I was curious, though, about how this might affect my other saved posts and if any would get deleted. I edited the second copy of the original script (where we changed the limit) to have Limit=None. I've noticed that I didn't have (this post included in the CSV file)]https://www.reddit.com/r/FurryArtSchool/comments/lg2otu/attempt_at_mecha_what_do_you_think/]. It seems the rest of the other posts are there, especially ones higher up on the list. I also have the same number of saved posts according to reddit-saved-to-csv: 949.

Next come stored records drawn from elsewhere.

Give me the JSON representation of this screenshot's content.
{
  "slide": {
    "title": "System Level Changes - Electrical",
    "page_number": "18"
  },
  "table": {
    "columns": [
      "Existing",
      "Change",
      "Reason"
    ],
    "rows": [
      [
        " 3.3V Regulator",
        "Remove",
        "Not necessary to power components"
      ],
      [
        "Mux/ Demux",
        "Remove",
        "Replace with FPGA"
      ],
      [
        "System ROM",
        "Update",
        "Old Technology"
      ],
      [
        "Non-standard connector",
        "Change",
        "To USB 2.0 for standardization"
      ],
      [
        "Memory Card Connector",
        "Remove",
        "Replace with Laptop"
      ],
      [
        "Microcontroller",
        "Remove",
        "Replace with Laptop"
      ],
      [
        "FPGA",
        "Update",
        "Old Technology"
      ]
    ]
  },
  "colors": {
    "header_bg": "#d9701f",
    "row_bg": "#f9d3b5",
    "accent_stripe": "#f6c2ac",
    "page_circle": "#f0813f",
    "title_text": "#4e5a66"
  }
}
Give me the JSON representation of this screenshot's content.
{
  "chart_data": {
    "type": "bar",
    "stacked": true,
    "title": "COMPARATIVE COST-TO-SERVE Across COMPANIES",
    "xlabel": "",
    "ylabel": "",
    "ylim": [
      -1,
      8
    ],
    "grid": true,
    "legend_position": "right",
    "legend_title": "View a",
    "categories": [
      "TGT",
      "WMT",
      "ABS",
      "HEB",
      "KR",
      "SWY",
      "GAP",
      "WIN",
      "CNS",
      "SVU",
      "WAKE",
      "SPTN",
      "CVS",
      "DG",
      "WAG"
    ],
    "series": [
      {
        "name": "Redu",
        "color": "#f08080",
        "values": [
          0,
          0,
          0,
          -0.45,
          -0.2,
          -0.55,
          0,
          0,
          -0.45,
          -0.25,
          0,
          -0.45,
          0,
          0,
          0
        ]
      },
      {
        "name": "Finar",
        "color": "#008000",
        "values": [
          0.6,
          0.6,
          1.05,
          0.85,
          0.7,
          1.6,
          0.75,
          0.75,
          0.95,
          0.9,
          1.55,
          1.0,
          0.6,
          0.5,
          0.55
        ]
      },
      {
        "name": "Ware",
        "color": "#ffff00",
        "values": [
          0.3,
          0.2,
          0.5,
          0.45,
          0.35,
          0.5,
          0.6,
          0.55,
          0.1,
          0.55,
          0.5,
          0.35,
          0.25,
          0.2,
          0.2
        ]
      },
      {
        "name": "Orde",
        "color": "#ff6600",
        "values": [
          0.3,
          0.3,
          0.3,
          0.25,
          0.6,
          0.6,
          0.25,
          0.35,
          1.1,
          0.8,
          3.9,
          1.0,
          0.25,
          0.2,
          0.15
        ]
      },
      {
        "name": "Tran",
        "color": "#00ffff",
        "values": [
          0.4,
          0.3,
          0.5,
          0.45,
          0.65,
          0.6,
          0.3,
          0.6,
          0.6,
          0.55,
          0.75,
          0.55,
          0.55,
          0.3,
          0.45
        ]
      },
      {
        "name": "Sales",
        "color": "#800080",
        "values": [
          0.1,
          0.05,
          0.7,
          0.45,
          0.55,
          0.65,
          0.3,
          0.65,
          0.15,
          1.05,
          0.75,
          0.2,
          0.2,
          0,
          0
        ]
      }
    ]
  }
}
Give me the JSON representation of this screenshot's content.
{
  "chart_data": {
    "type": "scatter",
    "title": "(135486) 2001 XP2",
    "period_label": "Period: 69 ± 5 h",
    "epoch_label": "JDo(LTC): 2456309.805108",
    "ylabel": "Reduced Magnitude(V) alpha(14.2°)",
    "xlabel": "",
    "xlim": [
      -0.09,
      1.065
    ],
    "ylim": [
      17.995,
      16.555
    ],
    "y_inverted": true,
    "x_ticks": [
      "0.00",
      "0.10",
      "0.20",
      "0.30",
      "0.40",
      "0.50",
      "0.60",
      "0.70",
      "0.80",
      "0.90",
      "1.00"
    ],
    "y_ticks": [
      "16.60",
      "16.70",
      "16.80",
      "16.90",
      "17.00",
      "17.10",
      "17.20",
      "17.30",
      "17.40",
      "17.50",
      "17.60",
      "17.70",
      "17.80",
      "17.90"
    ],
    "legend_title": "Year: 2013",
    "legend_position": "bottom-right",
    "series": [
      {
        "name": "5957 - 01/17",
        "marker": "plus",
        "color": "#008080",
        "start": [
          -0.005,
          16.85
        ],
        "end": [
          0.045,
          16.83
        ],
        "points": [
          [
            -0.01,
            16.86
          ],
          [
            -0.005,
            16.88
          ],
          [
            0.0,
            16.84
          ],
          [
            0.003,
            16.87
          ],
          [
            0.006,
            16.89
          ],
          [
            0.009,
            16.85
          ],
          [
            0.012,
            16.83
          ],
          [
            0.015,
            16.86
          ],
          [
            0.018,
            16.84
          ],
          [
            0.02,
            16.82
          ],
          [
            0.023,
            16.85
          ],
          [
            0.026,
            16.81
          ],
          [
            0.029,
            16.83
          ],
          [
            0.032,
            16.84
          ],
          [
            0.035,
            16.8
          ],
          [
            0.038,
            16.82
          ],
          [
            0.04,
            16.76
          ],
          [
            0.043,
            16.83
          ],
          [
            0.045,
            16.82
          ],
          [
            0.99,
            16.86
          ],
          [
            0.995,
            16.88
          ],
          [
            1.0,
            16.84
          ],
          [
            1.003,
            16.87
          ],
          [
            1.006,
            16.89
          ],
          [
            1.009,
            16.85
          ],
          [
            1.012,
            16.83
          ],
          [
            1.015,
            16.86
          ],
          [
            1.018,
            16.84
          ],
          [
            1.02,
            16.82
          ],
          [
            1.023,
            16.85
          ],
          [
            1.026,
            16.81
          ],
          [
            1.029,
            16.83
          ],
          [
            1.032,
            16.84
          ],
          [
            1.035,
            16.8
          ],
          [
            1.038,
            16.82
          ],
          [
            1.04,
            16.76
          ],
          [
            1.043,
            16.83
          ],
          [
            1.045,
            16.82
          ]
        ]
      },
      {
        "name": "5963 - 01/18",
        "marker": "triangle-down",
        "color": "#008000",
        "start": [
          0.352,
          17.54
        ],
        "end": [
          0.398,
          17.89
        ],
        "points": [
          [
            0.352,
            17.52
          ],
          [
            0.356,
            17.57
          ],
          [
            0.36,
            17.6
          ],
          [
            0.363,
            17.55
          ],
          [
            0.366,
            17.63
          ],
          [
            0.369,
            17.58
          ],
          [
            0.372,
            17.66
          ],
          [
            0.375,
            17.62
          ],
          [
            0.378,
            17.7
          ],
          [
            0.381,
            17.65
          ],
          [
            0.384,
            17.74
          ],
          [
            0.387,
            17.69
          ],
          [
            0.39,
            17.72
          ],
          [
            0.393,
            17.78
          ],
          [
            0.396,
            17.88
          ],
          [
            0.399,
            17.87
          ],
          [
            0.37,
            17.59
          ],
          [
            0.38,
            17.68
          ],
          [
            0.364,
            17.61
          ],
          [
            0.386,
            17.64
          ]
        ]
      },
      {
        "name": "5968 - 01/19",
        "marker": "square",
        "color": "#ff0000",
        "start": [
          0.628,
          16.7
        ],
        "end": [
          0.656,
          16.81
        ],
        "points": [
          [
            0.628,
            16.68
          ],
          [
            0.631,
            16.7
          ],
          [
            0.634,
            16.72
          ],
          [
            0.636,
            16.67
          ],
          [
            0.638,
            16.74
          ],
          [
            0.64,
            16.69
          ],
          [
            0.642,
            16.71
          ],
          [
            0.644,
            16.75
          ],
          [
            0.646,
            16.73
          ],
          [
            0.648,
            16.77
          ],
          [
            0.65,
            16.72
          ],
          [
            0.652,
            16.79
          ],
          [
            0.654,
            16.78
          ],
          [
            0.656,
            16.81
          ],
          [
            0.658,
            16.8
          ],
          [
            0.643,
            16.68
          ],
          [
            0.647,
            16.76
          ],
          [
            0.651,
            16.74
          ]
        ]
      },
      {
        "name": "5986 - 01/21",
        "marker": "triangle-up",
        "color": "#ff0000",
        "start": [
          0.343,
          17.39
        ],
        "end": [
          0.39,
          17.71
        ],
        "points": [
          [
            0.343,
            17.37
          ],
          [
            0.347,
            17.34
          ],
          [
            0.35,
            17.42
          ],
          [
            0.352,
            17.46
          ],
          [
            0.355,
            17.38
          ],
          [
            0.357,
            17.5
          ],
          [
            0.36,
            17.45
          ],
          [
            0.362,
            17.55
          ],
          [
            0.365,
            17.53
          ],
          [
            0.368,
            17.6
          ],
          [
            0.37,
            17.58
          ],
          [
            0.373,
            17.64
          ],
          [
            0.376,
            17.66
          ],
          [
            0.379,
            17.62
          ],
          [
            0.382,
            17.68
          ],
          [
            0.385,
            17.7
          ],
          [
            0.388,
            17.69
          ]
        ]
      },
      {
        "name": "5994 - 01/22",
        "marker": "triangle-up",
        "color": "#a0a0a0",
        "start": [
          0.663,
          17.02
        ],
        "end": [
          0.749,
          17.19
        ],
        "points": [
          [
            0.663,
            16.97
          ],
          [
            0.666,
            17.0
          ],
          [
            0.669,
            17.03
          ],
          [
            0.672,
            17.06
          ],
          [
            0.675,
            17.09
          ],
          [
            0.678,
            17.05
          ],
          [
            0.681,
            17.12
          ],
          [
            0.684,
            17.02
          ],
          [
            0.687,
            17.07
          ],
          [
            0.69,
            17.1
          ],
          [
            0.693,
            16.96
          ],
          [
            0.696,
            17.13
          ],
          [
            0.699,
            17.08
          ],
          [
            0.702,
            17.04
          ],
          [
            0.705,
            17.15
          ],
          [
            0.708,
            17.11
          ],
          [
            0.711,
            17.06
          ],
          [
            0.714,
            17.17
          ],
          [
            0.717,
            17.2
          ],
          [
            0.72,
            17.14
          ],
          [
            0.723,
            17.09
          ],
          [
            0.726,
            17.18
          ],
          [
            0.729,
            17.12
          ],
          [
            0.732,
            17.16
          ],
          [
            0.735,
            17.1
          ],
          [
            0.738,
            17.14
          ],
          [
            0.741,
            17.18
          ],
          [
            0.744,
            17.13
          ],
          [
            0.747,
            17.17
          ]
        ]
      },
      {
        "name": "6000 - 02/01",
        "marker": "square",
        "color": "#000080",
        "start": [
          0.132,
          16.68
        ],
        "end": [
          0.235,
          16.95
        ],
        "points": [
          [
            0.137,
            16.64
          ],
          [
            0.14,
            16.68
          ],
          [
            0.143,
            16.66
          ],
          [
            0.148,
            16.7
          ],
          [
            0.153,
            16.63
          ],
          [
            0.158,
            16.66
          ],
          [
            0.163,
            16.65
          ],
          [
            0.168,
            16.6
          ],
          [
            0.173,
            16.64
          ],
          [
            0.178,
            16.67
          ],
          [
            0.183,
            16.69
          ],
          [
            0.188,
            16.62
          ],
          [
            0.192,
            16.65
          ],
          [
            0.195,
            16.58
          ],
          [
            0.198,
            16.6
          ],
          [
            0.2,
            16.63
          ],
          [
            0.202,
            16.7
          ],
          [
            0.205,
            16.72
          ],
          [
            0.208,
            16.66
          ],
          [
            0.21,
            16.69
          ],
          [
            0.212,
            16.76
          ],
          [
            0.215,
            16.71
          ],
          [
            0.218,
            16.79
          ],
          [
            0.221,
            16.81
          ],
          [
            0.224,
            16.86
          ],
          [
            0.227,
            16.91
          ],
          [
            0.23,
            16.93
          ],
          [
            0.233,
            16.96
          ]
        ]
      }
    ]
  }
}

Well unfortunately I can't reproduce the problem. Before saving those posts you had linked here (5 in total), the default script (limit=None) gave me 349 posts and after saving those posts it gave me 354. I compared my last 100 saved posts (or comments, but I will just say posts for short) one by one from Reddit's page and there was no missing one. Below is the first 5's output:

ID,Name,Subreddit,Type,URL,NoSFW
1,"attempt at mecha, what do you think?",FurryArtSchool,#Post,https://www.reddit.com/r/FurryArtSchool/comments/lg2otu/attempt_at_mecha_what_do_you_think/,False
2,PSA: Fireworks are good for other things besides drawing dicks!,AnimalCrossing,#Post,https://www.reddit.com/r/AnimalCrossing/comments/i33l1v/psa_fireworks_are_good_for_other_things_besides/,False
3,Iโ€™m releasing my new collection based on famous artworks this Saturday! This first piece was inspired by the Great Wave off Kanagawa ๐ŸŒŠ (aka the dynamic painting!) and a variation of a cardigan I recently bought! I also have a gender neutral version of this outfit available :),ACQR,#Post,https://www.reddit.com/r/ACQR/comments/kmicfo/im_releasing_my_new_collection_based_on_famous/,False
4,WTP for always thinking about what a specific person would say in every situation?,whatstheword,#Post,https://www.reddit.com/r/whatstheword/comments/kmthjy/wtp_for_always_thinking_about_what_a_specific/,False
5,New Vegas DLCs Worth It?,Fallout,#Post,https://www.reddit.com/r/Fallout/comments/kn1mhg/new_vegas_dlcs_worth_it/,False

You are able to find these posts from your saved posts list on Reddit right? I'm starting to wonder if this may be a Reddit bug or not.

NylaTheWolf commented 2 years ago

Sorry for the wait, I didn't even realize I never responded!

I wasn't able to find those posts using this script. However, I recently sent in a request to receive my data package and got the link to download it. I just downloaded it and I went through it, and I'm able to find all of the aforementioned posts in the "saved_posts.csv" file I received from Reddit.

Unfortunately, it doesn't seem like the data package includes the title of the post. I wonder if there's a way to edit your script to make it so I can get the titles and stuff?

It may be a good idea to still contact Reddit about it though.

AlkTheOrg commented 2 years ago

Unfortunately, it doesn't seem like the data package includes the title of the post. I wonder if there's a way to edit your script to make it so I can get the titles and stuff?

It's not up to me how the data is fetched from the Reddit. It's the Reddit API Wrapper (in this case praw which makes it easier to use the Reddit API) that I'm using that gives me the data and then I just process the data.

So just to be clear, in the file that is officially sent you by Reddit, you can see those posts but with incorrect titles?

NylaTheWolf commented 2 years ago

So just to be clear, in the file that is officially sent you by Reddit, you can see those posts but with incorrect titles?

No no no, it only includes the post ID and the url. It doesn't include the full post title for any of the posts.

AlkTheOrg commented 2 years ago

Sorry for late replay. I was busy with work.

Looks like the issue is not related to my code. Although I don't think its an api bug, you may try opening an issue on praw (the Reddit API wrapper that I'm using in the script) in case the devs had faced this issue before.

NylaTheWolf commented 2 years ago

Sorry for the late reply, I was really caught up in school stuff.

I understand! Perhaps I could try opening an issue. Thank you so much for trying to help me out though!